Remember that Uranium that was stolen from the nuclear power plant on the Isle of Man*?

Of course you do.

It’s been a mystery as to where it disappeared to, ever since it got taken**.

But inadvertently, a local photographer seems to have found the hiding place, simply by taking a local photograph.

Because surely there can be no reason for this eerie red/orange glow, and fuzzy focusing around this traditional Manx cottage, other than radiation seeping through the thick stone walls.

If you look carefully at the branches in the top right hand corner, you can see that they too have been affected by the alpha particles leaching out from the stolen isotope.
It’s also melted half of one of the chimney pots. Nasty.

And the patch of earth in the foreground with no grass growing? That’s probably where they put it down when they got it out of the Uranium theft vehicle.

I know the location of this particular cottage, and I’ll be passing on that information to the Isle of Man police force, so that they can get the International Atomic Energy Agency involved, sharpish.
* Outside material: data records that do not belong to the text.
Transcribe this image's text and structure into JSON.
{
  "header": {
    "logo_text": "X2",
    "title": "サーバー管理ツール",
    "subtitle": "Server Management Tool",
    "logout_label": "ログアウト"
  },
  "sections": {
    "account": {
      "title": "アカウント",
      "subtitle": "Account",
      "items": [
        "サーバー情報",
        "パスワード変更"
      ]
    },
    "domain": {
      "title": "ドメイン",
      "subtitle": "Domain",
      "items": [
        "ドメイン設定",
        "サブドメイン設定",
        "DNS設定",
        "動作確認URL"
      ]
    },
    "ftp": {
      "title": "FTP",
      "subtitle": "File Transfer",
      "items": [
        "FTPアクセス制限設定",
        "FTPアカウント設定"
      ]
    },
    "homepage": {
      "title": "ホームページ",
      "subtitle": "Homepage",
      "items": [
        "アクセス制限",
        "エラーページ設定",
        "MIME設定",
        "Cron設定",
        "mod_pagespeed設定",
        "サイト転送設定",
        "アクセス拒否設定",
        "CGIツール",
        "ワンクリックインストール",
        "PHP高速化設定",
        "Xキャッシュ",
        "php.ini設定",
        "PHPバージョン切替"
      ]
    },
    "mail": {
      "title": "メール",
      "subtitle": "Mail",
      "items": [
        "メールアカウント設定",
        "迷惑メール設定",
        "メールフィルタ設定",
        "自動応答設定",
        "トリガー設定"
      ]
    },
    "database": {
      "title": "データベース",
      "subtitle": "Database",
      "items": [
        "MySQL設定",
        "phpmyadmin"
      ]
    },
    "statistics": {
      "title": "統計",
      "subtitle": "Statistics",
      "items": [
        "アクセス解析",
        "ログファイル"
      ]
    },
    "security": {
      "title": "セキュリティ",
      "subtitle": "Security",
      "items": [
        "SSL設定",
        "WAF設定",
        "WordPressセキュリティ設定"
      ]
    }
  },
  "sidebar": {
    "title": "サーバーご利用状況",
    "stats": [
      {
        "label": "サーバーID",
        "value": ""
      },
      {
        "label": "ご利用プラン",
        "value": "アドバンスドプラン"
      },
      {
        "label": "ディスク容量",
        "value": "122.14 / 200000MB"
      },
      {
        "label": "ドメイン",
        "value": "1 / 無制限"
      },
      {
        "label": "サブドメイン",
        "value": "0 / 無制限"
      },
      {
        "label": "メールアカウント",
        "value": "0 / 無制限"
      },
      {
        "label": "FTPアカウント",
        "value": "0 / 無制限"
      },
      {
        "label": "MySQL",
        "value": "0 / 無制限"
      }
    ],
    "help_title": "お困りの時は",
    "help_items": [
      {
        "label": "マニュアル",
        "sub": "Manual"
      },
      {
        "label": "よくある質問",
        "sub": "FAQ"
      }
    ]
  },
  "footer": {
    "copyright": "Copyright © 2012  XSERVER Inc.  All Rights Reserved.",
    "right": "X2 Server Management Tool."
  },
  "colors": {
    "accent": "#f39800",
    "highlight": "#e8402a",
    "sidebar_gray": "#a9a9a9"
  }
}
After all, the only alternative to this being the actual spot that the pilfered element has been hidden, is the local photographer in question applying a ridiculous number of filters to this image to make it “look better” than it did when it was taken.

And I think we’re all aware which one of these things is more likely to be true.

I think it’s very obvious that a serious crime has been committed here.

RBOSS is back!

It’s been a while since we’ve seen some RBOSS (click here if you need an explanation, and here to see other posts about RBOSS), but it’s back with an absolute classic, a stone-cold banger, a perfect example of the genre. Not least because it’s actually of Ramsey Bay, and that’s the R and the B sorted immediately.

And just look at the O and the S. Wow.

It’s dreamy.

And next up, the photographer’s disclaimer:

not done a lot to it TBH

Ja right.

Of course you haven’t, mate.

The yellow is from your pants that are on fire after that statement.

And all that orange was the early morning nuclear test in Cumbria. A bang so big, it made one end of your photo go down. The Lake District is a whole lot less hilly now, and it’s sloping downhill strongly to the left.

It’s a shame that someone took a video of the same sunrise from about 300m to your left.
And that it looked like this: Ramsey Bay No Saturation Society.

Although you can still see the black smoke from the explosion.

See, that’s how a pro works. No dehaze (see the telltale white haze around the lighthouse on the left above), no silly saturation, straight horizon.

But while it might be more accurate and a whole lot less aggressive on the eyes, it doesn’t get you as many LIKES: the true currency of the RBOSSer.

And that – sadly – is why RBOSS will continue forever.